Zero degree measurements of 12C fragmentation at 95 MeV/nucleon on thin targets

TL;DR

This paper reports zero-degree fragmentation cross section measurements of 12C at 95 MeV/nucleon on thin targets, crucial for validating nuclear interaction models used in ion therapy.

Contribution

It provides new experimental data on 12C fragmentation at zero degrees, filling a gap in existing nuclear interaction models for ion therapy.

Findings

Measured zero-degree fragmentation cross sections for 12C at 95 MeV/nucleon.

Validated nuclear interaction models with new experimental data.

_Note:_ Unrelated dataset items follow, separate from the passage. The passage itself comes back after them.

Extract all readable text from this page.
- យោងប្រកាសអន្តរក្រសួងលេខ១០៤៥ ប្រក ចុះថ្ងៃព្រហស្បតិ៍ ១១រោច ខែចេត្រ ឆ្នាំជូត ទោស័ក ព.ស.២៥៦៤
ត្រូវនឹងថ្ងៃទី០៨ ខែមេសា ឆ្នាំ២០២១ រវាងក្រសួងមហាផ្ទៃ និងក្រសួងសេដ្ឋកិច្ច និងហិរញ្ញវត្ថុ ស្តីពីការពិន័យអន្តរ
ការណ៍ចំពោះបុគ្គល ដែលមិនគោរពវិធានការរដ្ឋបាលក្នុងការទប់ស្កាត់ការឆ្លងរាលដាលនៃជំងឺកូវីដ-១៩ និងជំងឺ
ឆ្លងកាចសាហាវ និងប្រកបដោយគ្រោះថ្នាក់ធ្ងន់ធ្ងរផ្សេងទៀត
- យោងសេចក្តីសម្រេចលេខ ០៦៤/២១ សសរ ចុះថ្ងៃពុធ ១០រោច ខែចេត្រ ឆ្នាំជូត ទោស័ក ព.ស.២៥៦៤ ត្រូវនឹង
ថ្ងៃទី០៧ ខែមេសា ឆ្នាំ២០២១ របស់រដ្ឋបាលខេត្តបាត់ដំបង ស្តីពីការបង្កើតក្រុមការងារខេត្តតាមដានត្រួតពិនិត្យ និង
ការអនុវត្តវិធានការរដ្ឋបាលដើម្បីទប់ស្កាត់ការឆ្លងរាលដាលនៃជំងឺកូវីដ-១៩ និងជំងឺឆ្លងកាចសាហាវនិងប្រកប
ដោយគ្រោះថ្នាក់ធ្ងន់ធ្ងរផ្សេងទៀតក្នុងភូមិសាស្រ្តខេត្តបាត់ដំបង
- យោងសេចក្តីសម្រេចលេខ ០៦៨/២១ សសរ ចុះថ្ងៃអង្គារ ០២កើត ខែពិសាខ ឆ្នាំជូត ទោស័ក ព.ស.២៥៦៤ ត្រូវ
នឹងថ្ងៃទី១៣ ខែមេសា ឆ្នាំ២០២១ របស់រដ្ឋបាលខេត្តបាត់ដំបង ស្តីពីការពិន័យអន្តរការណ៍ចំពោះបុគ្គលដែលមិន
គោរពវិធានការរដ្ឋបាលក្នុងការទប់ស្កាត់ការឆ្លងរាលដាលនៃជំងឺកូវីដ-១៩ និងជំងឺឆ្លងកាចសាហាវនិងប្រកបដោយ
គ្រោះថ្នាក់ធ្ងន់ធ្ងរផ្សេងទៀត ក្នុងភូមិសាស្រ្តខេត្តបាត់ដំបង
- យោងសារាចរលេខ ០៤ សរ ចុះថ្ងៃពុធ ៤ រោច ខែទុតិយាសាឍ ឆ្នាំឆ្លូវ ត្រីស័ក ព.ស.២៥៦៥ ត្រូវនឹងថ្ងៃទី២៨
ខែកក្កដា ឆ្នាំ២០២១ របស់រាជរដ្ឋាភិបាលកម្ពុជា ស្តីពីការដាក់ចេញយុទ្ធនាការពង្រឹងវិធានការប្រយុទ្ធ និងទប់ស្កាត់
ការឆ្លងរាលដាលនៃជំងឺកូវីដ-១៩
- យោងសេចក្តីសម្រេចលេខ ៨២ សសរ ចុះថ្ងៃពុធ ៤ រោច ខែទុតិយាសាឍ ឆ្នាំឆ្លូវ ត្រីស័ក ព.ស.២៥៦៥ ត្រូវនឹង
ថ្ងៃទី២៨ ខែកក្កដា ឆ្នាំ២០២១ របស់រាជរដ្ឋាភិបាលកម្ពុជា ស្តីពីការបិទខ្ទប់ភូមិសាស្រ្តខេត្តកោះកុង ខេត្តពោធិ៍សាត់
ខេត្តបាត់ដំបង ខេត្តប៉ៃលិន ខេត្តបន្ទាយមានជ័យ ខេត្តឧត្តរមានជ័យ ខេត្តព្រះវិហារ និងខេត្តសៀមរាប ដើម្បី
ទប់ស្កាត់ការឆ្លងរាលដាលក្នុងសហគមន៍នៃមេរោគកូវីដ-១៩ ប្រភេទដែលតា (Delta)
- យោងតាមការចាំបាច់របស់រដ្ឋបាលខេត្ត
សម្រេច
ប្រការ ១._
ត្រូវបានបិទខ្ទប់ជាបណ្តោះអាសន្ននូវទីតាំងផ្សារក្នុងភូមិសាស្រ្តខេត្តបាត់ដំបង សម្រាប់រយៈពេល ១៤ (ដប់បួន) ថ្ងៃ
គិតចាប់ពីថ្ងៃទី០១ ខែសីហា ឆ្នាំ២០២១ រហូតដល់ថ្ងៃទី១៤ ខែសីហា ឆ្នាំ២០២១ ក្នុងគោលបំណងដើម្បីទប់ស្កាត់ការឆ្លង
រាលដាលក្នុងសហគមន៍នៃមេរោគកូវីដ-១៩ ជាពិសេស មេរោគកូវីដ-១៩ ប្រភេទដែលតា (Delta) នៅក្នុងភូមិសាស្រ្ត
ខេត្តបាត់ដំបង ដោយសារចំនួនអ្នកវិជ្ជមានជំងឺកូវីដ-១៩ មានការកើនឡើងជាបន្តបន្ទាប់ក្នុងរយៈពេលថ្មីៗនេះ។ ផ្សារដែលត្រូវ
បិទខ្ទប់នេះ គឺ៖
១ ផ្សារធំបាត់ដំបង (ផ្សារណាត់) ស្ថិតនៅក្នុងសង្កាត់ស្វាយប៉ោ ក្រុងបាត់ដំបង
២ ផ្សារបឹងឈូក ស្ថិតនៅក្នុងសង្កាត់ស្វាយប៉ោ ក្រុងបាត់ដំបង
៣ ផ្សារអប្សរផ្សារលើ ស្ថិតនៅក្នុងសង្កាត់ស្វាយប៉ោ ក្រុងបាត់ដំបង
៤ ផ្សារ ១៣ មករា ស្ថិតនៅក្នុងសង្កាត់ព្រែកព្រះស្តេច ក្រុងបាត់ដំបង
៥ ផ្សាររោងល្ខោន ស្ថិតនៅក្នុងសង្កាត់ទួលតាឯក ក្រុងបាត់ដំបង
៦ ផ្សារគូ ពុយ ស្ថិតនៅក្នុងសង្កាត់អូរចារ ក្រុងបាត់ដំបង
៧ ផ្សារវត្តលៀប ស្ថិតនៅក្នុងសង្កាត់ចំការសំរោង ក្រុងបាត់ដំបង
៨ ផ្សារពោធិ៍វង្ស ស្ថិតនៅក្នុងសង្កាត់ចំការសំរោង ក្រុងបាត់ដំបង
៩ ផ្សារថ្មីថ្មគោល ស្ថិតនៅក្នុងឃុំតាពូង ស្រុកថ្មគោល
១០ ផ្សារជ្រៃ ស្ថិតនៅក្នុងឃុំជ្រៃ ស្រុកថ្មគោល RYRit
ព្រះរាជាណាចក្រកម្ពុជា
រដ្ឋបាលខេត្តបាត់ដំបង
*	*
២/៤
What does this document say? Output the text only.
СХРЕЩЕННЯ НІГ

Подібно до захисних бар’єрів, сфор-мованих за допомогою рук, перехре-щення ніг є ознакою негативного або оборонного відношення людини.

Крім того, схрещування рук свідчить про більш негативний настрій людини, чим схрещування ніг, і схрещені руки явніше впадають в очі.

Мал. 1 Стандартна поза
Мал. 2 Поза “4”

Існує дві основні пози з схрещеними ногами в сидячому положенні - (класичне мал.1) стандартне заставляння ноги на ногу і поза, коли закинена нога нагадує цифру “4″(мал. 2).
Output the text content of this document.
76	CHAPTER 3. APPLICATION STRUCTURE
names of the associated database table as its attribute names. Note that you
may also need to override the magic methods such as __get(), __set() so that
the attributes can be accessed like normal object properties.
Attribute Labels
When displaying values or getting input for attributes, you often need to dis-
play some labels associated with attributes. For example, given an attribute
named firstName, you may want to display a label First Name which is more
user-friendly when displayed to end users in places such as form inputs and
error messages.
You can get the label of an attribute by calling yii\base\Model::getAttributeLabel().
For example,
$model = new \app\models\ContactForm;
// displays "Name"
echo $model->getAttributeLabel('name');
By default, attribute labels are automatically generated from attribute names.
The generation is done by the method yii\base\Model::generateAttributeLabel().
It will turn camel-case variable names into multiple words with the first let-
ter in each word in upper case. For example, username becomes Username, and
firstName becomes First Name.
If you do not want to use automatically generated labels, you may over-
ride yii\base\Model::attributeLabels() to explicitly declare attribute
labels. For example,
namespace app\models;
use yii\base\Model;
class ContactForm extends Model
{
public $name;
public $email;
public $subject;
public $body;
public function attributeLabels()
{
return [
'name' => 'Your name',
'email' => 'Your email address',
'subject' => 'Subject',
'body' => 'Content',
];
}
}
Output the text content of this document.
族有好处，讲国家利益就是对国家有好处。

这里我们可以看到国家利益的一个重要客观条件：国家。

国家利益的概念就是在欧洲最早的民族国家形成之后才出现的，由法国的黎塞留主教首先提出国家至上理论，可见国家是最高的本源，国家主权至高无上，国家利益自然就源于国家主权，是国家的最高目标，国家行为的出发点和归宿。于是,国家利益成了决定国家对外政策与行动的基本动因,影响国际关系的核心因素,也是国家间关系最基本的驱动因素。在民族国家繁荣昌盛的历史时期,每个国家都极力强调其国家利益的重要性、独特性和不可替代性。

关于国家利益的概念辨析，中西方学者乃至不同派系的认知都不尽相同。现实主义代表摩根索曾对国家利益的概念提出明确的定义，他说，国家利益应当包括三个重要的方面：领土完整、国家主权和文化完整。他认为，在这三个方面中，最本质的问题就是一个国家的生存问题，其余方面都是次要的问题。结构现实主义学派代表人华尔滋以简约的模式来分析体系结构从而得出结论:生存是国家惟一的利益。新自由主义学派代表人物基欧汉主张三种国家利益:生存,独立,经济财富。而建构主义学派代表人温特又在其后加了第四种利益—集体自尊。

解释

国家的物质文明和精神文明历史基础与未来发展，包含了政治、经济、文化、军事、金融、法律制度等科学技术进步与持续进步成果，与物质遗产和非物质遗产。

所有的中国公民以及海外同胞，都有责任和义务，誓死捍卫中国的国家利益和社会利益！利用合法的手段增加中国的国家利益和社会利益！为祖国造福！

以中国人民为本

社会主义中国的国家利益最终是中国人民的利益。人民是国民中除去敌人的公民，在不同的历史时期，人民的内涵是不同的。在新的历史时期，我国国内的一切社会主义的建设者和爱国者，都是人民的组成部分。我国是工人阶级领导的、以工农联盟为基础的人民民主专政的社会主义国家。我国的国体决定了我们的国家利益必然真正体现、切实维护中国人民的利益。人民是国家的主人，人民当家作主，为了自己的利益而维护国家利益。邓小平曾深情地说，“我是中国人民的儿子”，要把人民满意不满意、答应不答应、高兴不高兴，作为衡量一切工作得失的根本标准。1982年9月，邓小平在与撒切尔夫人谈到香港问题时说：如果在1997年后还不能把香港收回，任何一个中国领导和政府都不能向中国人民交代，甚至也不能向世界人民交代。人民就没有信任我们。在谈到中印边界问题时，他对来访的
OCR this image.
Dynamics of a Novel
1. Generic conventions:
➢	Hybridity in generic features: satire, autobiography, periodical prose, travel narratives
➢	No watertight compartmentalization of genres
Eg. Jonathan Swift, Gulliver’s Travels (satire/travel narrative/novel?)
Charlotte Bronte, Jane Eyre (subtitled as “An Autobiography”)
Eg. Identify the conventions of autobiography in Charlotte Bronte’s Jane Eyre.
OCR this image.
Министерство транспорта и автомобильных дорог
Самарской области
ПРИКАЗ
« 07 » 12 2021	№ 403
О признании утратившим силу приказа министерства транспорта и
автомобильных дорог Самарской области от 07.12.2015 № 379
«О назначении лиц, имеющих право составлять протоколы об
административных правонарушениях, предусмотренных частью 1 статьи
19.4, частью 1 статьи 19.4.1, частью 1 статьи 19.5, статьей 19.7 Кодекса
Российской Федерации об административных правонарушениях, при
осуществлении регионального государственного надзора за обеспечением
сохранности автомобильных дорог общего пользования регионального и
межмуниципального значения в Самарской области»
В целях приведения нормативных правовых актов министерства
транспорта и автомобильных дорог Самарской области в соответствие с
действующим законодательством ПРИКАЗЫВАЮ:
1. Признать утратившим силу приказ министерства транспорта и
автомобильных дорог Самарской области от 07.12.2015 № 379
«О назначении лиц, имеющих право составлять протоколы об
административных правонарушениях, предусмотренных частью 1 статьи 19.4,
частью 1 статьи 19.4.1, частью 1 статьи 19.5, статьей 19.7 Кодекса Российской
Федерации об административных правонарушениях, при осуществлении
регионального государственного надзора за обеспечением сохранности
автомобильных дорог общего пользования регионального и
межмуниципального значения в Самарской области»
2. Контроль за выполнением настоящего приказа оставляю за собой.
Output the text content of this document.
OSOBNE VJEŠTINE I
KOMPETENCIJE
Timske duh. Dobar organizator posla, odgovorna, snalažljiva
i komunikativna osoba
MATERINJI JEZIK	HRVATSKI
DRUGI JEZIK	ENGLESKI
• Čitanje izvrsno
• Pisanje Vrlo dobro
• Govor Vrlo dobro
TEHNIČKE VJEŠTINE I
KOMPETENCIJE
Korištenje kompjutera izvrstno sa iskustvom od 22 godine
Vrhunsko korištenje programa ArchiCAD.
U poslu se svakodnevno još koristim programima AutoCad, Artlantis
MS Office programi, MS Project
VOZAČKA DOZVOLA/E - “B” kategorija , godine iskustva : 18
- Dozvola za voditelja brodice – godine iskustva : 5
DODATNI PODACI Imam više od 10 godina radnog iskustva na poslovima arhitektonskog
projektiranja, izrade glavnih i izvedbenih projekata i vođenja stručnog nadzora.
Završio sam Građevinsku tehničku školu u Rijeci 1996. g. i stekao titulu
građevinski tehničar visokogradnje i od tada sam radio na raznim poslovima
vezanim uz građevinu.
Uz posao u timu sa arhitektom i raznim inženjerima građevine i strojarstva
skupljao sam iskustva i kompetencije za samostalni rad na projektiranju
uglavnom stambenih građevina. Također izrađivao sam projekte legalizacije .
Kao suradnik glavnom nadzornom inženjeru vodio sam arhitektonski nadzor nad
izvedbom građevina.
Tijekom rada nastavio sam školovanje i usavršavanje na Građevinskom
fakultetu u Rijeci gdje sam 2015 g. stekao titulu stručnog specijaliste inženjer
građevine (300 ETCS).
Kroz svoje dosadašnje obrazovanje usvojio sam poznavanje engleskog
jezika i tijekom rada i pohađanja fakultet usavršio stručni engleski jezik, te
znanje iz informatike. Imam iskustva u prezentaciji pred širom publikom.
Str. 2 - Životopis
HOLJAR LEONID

Enhanced understanding of secondary particle production in ion therapy.

Abstract

During therapeutic treatments using ions such as carbon, nuclear interactions between the incident ions and nuclei present in organic tissues may occur, leading to the attenuation of the incident beam intensity and to the production of secondary light charged particles. As the biological dose deposited in the tumor and the surrounding healthy tissues depends on the beam composition, an accurate knowledge of the fragmentation processes is thus essential. In particular, the nuclear interaction models have to be validated using experimental double differential cross sections which are still very scarce. An experiment was realized in 2011 at GANIL to obtain these cross sections for a 95 MeV/nucleon carbon beam on different thin targets for angles raging from 4 to 43{\deg} . In order to complete these data, a new experiment was performed on September 2013 at GANIL to measure the fragmentation cross section at zero degree for a 95 MeV/nucleon carbon beam on thin targets. In this work, the experimental setup will be described, the analysis method detailed and the results presented.